Transparences
Jamais, je crois, dans aucune société avant la nôtre, le corps, la chair, n'ont été à la fois aussi présents et insistants - et aussi absents, évanescents. Simultanément adorés et rejetés. Un simple coup d'oeil aux magazines dits "féminins" suffit pour s'en convaincre.
Partout des injonctions à désirer, à épanouir et à parer son corps, et partout en même temps l'obligation faite aux corps d'être minces, transparents, fantomatiques - non pas jeunes, comme on le dit souvent, mais arrachés au temps ; non pas sveltes, comme on fait semblant de le croire, mais évidés de leur propre substance. Ne parle-t-on pas du reste de silhouettes parfaites ?
Et toutes ces injonctions contradictoires : Aimer toujours ! mais aimer son image au miroir ! "S'éclater" ! mais ne jamais se laisser aller ! Vivre vieux ! mais ne jamais vieillir ! - Tant de paradoxes absurdes et autoritaires, semblables à ces oracles indéchiffrables qui enfermaient les vies, jadis, dans leurs cercles de mots dépourvus de sens et sans issue.
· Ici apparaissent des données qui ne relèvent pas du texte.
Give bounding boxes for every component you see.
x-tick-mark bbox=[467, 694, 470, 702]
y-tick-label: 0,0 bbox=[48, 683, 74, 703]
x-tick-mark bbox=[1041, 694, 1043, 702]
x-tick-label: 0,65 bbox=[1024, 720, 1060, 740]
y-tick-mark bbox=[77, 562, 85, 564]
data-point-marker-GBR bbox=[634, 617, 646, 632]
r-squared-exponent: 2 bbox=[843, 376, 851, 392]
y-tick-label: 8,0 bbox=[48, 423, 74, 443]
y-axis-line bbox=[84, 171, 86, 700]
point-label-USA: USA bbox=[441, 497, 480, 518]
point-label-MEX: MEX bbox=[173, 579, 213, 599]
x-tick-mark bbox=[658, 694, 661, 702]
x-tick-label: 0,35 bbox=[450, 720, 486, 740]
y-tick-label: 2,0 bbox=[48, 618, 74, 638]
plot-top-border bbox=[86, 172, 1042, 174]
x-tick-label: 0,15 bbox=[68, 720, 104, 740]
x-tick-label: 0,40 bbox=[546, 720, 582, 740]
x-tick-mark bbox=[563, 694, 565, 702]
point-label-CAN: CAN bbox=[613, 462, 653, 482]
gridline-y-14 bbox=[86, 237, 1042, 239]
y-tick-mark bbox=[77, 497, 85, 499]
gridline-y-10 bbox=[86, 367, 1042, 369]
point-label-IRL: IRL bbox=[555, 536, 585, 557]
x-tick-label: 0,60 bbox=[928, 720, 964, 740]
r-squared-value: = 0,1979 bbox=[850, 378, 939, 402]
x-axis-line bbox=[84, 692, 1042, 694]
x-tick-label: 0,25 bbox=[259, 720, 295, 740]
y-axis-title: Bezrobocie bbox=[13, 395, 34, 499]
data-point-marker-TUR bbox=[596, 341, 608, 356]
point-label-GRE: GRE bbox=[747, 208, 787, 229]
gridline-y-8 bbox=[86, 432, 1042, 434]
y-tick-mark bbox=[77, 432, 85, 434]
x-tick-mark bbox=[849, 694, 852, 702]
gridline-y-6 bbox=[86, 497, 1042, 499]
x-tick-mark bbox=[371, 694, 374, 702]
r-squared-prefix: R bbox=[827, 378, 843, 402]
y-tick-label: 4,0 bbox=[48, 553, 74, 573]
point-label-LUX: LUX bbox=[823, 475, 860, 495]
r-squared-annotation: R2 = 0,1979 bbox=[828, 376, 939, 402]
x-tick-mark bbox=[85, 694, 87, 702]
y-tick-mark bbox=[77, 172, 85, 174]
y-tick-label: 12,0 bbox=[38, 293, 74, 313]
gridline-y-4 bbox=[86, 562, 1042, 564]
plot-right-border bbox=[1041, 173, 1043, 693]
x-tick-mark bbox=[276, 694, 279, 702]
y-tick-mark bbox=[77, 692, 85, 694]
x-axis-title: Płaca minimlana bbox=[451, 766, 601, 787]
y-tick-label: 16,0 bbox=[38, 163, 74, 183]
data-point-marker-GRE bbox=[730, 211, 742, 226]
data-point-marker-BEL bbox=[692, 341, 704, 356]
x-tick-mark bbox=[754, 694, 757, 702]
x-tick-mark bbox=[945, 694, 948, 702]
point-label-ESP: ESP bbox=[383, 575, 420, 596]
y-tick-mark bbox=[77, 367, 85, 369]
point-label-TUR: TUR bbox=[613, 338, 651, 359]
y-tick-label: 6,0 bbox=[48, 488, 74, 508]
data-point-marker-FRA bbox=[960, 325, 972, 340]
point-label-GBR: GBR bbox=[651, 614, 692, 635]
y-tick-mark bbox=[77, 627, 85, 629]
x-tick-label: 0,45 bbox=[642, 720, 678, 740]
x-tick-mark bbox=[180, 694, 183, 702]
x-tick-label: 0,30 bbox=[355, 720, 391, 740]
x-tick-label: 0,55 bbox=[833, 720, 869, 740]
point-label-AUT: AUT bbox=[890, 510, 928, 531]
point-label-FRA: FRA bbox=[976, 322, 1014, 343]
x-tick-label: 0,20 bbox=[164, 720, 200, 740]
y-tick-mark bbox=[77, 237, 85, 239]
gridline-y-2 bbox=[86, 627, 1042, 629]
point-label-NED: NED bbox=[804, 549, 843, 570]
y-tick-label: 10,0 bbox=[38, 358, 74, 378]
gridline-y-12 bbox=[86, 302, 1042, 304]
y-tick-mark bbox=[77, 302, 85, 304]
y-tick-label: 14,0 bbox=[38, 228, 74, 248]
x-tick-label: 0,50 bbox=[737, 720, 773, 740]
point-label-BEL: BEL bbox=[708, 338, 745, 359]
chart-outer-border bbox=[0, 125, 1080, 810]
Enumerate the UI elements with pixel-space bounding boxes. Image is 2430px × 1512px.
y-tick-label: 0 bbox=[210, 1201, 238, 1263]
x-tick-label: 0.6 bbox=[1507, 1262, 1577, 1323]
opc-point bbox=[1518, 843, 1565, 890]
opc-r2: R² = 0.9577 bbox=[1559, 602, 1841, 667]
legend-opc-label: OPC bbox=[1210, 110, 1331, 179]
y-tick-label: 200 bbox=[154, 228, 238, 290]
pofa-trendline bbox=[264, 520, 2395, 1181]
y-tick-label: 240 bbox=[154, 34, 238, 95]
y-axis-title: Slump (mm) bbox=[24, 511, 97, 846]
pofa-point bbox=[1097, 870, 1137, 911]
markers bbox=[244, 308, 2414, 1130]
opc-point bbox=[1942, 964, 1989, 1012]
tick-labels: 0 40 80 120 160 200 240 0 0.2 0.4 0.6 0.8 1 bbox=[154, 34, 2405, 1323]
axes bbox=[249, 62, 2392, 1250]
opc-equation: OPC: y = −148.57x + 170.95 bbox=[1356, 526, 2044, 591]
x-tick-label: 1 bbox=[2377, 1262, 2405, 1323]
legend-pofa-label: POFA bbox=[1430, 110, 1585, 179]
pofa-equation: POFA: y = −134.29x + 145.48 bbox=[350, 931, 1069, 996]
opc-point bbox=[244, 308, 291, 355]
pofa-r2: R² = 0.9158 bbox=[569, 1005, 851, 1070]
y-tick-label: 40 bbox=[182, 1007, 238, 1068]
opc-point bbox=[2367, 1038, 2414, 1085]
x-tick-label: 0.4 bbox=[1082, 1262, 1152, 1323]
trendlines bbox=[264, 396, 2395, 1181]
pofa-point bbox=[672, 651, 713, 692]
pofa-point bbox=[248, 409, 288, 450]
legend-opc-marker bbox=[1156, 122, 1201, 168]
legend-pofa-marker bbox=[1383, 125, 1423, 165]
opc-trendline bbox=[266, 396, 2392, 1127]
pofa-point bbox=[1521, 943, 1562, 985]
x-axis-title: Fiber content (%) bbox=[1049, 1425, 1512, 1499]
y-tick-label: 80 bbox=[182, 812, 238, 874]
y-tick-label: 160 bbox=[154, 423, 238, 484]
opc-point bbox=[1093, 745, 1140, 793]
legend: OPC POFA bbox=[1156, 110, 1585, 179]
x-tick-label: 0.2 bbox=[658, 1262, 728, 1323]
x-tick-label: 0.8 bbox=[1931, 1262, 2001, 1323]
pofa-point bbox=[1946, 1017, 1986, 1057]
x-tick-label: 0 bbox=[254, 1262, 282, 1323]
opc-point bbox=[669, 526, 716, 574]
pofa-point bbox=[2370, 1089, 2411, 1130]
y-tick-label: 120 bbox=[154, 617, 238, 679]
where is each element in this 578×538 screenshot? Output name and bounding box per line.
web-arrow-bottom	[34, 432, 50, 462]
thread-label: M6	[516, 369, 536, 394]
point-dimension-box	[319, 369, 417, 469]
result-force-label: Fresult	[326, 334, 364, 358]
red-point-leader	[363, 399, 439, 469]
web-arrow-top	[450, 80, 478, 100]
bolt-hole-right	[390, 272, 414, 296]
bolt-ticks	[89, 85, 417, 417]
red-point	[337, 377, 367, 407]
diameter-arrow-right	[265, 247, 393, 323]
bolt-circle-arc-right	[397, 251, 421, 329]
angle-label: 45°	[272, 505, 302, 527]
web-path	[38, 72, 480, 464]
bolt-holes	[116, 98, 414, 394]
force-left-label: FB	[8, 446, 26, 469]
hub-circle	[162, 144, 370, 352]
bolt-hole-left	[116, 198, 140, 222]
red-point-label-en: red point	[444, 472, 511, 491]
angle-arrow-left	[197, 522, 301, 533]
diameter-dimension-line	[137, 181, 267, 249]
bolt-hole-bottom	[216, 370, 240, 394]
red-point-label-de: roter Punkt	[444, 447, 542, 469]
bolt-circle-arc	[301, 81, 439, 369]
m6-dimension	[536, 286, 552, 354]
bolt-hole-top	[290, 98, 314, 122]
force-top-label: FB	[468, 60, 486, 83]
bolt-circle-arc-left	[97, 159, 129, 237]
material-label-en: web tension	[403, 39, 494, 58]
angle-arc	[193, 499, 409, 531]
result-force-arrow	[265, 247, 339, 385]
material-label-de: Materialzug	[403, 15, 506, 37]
Qui aujourd'hui n'erre pas, égaré, dans ce monde trop ancien qui se prétend moderne, et qui ne semble plus s'ingénier qu'à ajouter de nouveaux chemins et de neuves impasses au grand labyrinthe jadis conçu par le cerveau de Dédale - ce fondateur de la pensée scientifique et technique ?
Le corps est probablement le grand problème des civilisations. Il est tout spécialement le problème insoluble de notre civilisation. Hors des contraintes dictées par une étroite dépendance à la nature, dans un monde réorganisé par la pensée humaine et voué aux abstractions, que faire, en effet, de cette masse de muscles, d'os et de graisse, si imposante, si impérieuse, mais si peu obéissante et si peu rationnelle ?
Et plus nous avançons sur la voie de la machine et de la virtualité, plus le problème que nous pose le corps se complique et s'intensifie.
Ces étranges mannequins à la nudité désirable de fantômes, ces ectoplasmes fascinants aux formes parfaites et transparentes, ces corps énigmatiques et figés dans l'attente, étaient posés, dans leur coin de vitrine, parmi tous les reflets de la rue, comme des questions troublantes et sans réponses.